Wednesday, 6 June 2012


             Strict tobacco regulation in the world affected PTPN X who runs cigar tobacco business. According to Mochammad Cholidi, Corporate Secretary of PTPN X, with the tobacco regulation, big cigar consumption increasingly declines and it shifts to cigarillos, even currently, mini cigarillo products are growth.

            “Big ciger consumption currently only reaches 15% of the supply to Europe, while cigarillo and mini cigarillo consumption reaches 85%, he said. Demand for Certain types of tobacco which are mostly used as raw material for big cigar increasing declines (for example: FIN Tobacco a Sumateran tobacco variety planted in Jember and Vostenlanden tobacco planted in Kalten).

            With such a condition, demand for cigar tobacco is stagnant as total demand increases while volume tends to decrease. Therefore, PTPN X seeks other opportunity by developing tobacco type which is in high demand, such as Virginian tobacco to fill shortage in domestic consumption. Currently, the cigarette industries still import Virginian tobacco.

            Another opportunity is export to China. The country with the highest economic growth in the world, its number of muddle to upper class increases continuously. They change their lifestyles from cigarette to cigar consumption for status. This condition is expected to increase demand of cigar tobacco.

            Farmers society and PTPN officers have dominated tobacco business. All tobacco products are exported, and this is where oligopoly practice occurs where PTPN tobacco buyers are only two, namely HKC and Burger.

            Data of the past 10 years shows that production cost increases up to 15% as worker’s fee increases. Price of fertilizer increases, land lease increases, and wage also increases. But, for 10 years, selling price to these two buyers only increases 1%.

            Almost all risks and Costs are born by PTPN X. So, if buyer only chooses some tobacco qualities, the loss risk of PTPN X is very large. In solving this problem, PTPN X conducts negotiation with buyers so that the risk is born mutually.

            There is already one prospective buyer and an MoU will soon be signed. Now, the buyers must convey how much tobacco they need and the estimated price. If there is loss potency, PTPN X will not plant tobacco. In the future, PTPN X will continuously increase quality. If this can be implemented, tobacco business in the future will improve.

            Currently, Indonesia supplies 34% of word’s demand of naoogst tobacco, and 25% of it is from East Java. Each year, the condition continuously decreases. PTPN’s planting area for this kind of tobacco increasingly declines as it considers buyer’ demand and existing stock.

            M. Koencoro, Chairman of Indonesian Tobacco Association, stated that cigar tobacco market in America has been closed for Indonesia so Indonesia needs to seek other markets, and Asian countries are Indonesia’s main attention. So far, 10% of total Indonesia’s cigar tobacco export is to America, but strict trade protection has made the market disappear.

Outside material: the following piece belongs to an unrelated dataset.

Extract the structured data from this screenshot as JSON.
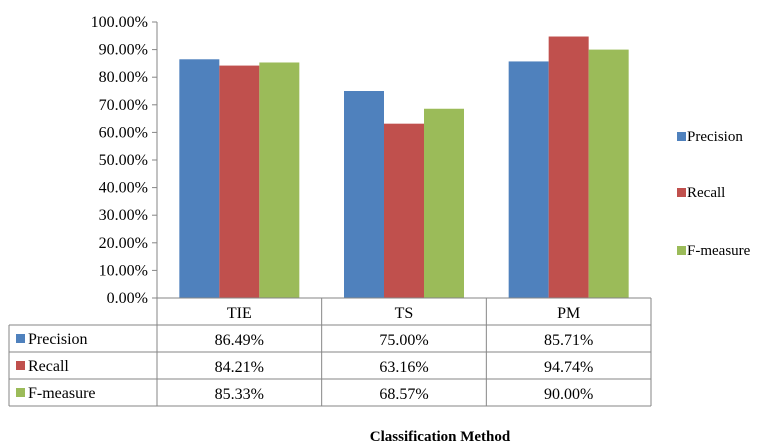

            Indonesia must export cigar tobacco as its share in the domestic market is very small or only 5%, and the remaining is exported to Europe. Cigar industry in Indonesia does not develop because price of cigar is expensive and it is exclusive.

            China is a potential market because its number of smokers reaches 301 million people or 28% of total population. It has become a culture to give cigar as souvenir among the upper class society in China, so this opportunity must be used. Inodnesia is not included in the China’s Top 10 tobacco suppliers.